- Location: Lanao del Sur, Philippines
- Nearest city: Marawi, Lanao del Sur, Philippines
- Coordinates: 7°59′N 124°29′E﻿ / ﻿7.983°N 124.483°E
- Area: 68 hectares (170 acres)
- Established: May 5, 1965
- Governing body: Department of Environment and Natural Resources

= Lake Butig National Park =

Protected area in Lanao, del Sur, Philippines

Lake Butig National Park is a protected area of the Philippines located in the municipality of Butig, Lanao del Sur in Mindanao Island. The park spans an area of 68 hectares comprising Lake Butig and its surrounding forest. It was declared a national park in 1965 by virtue of Republic Act No. 4190.

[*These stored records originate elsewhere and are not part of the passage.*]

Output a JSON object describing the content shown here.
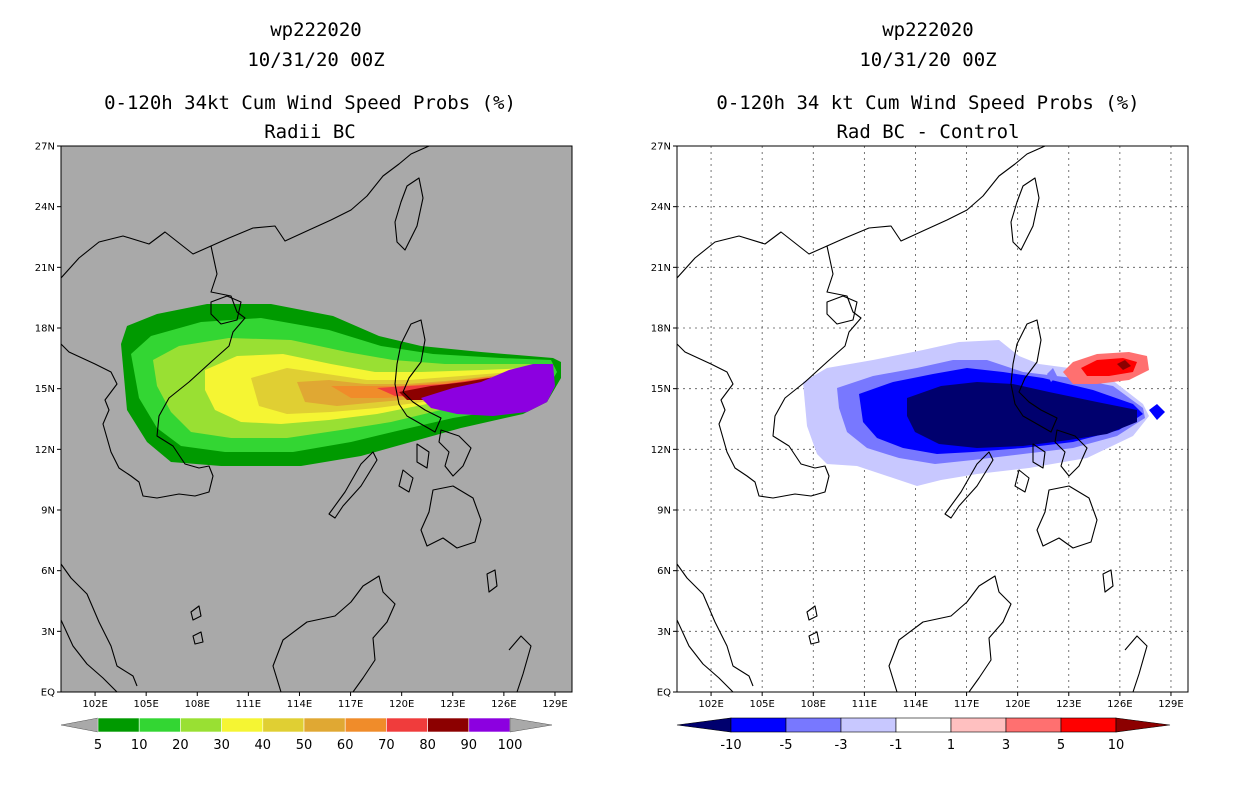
{
  "chart_data": [
    {
      "type": "heatmap",
      "title_lines": [
        "wp222020",
        "10/31/20 00Z",
        "0-120h 34kt Cum Wind Speed Probs (%)",
        "Radii BC"
      ],
      "x_ticks": [
        "102E",
        "105E",
        "108E",
        "111E",
        "114E",
        "117E",
        "120E",
        "123E",
        "126E",
        "129E"
      ],
      "y_ticks": [
        "EQ",
        "3N",
        "6N",
        "9N",
        "12N",
        "15N",
        "18N",
        "21N",
        "24N",
        "27N"
      ],
      "xlim": [
        100,
        130
      ],
      "ylim": [
        0,
        27
      ],
      "colorbar_labels": [
        "5",
        "10",
        "20",
        "30",
        "40",
        "50",
        "60",
        "70",
        "80",
        "90",
        "100"
      ],
      "colorbar_colors": [
        "#009a00",
        "#33d633",
        "#99e033",
        "#f5f533",
        "#e0cf33",
        "#e0a833",
        "#f08c2a",
        "#f03c3c",
        "#8c0000",
        "#8c00e0"
      ],
      "background_color": "#a9a9a9"
    },
    {
      "type": "heatmap",
      "title_lines": [
        "wp222020",
        "10/31/20 00Z",
        "0-120h 34 kt Cum Wind Speed Probs (%)",
        "Rad BC - Control"
      ],
      "x_ticks": [
        "102E",
        "105E",
        "108E",
        "111E",
        "114E",
        "117E",
        "120E",
        "123E",
        "126E",
        "129E"
      ],
      "y_ticks": [
        "EQ",
        "3N",
        "6N",
        "9N",
        "12N",
        "15N",
        "18N",
        "21N",
        "24N",
        "27N"
      ],
      "xlim": [
        100,
        130
      ],
      "ylim": [
        0,
        27
      ],
      "colorbar_labels": [
        "-10",
        "-5",
        "-3",
        "-1",
        "1",
        "3",
        "5",
        "10"
      ],
      "colorbar_colors": [
        "#00006e",
        "#0000ff",
        "#7878ff",
        "#c8c8ff",
        "#ffffff",
        "#ffc0c0",
        "#ff7070",
        "#ff0000",
        "#8c0000"
      ],
      "background_color": "#ffffff"
    }
  ]
}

==Topography and ecology==

Lake Butig lies in the southern part of Lanao del Sur at the foot of the Butig Mountain range. It is located specifically at the Barangay of Pindolonan, Butig, Lanao del Sur. At 500 meters above sea level, the lake is a magnet for visitors seeking to cool off where a swimming resort has been set up owing to its invigorating climate. The surrounding forest has been known to house at least four species of birds: hornbills, parrots, woodpeckers and wild ducks. Other fauna includes Philippine monkeys, Philippine deer and wild pigs.

Mounts Makaturing and Somiorang river form Barangay Dalama and Lingcoan, Lunay near in Tambac, Macadar a natural backdrop to the lake. It can be reached via the Lake Lanao Circumferential Road from Marawi, a 30-kilometer journey.